So, here's a question that has propped up in my research. Suppose that we have at our disposal $K$ independent homogeneous Markov chains evolving on a common, finite state space $S$. At each time instant $t=0,1,2,\ldots$, only one out of the $K$ Markov chains may be selected and its state may be observed. During this time, the unobserved Markov chains continue to evolve.
As a consequence of the last point mentioned above, there is a certain 'delay' associated with observing each Markov chain. Let $\tau$ be a stopping time until when the Markov chains are sampled one at a time in a sequential manner. We shall denote by $N_a(\tau,d,i)$ the number of times Markov chain $a$ is selected when its delay is $d$ and it was observed in state $i\in S$ the previous time. Here, $d\leq \tau$ and $a\in\{1,2,\ldots,K\}$.
I would like to compute the following expectation: \begin{equation} E\bigg[\sum\limits_{a=1}^{K}\sum\limits_{d=1}^{\tau}\sum\limits_{i\in S}N_a(\tau,d,i)\,c(a,d,i)\bigg], \end{equation} where $c(a,d,i)$ are positive constants for each $a,d,i$ triple.

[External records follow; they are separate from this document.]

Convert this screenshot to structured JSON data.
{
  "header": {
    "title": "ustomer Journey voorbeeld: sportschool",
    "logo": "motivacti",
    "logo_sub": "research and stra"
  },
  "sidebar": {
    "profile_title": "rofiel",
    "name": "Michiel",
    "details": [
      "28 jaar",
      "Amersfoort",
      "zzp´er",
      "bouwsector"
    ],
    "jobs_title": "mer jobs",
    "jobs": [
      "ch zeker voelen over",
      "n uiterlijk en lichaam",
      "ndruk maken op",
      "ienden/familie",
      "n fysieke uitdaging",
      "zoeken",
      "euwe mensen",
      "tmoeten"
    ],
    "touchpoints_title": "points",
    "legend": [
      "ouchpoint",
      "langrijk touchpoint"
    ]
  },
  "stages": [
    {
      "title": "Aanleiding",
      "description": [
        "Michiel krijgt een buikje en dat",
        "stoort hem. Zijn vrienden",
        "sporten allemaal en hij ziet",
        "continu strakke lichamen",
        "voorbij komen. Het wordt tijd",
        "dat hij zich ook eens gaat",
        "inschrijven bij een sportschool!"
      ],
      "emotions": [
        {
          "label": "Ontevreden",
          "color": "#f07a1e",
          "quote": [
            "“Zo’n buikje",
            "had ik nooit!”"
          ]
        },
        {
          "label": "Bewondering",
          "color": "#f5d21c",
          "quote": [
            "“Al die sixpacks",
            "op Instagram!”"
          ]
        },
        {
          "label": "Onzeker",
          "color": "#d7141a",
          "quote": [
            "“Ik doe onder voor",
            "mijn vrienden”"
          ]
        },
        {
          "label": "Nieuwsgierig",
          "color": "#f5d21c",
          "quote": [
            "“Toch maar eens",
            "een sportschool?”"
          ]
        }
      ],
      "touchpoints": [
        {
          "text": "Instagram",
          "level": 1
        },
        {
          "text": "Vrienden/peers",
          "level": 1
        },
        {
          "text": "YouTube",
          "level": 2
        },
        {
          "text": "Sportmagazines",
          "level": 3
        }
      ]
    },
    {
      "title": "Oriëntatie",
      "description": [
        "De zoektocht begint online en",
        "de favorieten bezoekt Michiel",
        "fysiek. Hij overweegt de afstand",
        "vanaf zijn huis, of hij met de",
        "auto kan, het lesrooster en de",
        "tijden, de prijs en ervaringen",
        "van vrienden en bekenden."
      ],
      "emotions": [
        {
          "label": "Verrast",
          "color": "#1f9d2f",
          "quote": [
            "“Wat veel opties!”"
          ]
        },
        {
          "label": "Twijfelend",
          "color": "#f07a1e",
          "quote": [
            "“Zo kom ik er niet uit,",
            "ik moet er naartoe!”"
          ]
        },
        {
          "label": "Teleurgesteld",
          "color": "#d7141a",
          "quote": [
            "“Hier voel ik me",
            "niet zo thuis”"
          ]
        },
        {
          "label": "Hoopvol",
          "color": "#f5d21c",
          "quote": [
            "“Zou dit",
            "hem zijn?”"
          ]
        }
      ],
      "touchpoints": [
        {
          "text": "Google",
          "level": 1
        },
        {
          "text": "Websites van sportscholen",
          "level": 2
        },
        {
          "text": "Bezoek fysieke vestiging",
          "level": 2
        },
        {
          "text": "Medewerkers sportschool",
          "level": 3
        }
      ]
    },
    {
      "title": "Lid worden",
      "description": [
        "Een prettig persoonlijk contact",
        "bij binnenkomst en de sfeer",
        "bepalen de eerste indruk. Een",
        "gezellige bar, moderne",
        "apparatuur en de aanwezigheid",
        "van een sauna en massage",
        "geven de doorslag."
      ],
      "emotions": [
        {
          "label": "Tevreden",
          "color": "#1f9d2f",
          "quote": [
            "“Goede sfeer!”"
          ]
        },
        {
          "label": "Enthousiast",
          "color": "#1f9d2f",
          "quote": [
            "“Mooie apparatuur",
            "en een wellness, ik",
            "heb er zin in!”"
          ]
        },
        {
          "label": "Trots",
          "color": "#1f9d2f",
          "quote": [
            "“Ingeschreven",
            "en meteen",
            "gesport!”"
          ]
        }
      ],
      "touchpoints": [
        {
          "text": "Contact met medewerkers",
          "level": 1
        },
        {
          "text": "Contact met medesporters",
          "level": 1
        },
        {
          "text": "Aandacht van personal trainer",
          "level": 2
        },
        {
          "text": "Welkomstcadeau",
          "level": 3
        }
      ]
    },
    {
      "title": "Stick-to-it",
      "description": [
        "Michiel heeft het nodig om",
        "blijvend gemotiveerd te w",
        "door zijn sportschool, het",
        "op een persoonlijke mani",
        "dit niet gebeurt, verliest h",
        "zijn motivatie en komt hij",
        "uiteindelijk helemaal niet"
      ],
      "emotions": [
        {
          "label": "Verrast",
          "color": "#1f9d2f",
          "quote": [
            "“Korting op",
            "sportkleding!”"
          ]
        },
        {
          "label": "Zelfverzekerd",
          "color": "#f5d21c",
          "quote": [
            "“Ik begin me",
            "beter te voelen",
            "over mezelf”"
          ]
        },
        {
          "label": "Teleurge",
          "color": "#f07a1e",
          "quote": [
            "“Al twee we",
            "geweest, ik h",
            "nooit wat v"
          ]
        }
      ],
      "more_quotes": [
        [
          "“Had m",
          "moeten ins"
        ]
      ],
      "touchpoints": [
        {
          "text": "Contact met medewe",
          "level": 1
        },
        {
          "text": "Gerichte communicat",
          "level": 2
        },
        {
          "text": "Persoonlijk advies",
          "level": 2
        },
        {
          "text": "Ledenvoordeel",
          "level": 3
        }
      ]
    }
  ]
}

While the summation terms with respect to $a$ and $i$ are finite sums, there is no problem with pushing the expectation inside these summations. However, there is $\tau$ in the upper limit of the summation over $d$, and it looks like I need a Wald type identity to simplify this summation and expectation. However, I do not know of any such identity in the current context of Markov chains. Moreover, the collection of random variables $\{N_a(\tau, d,i)\}_{1\leq d\leq \tau}$ is not really independent.
Any help in this direction would be greatly appreciated.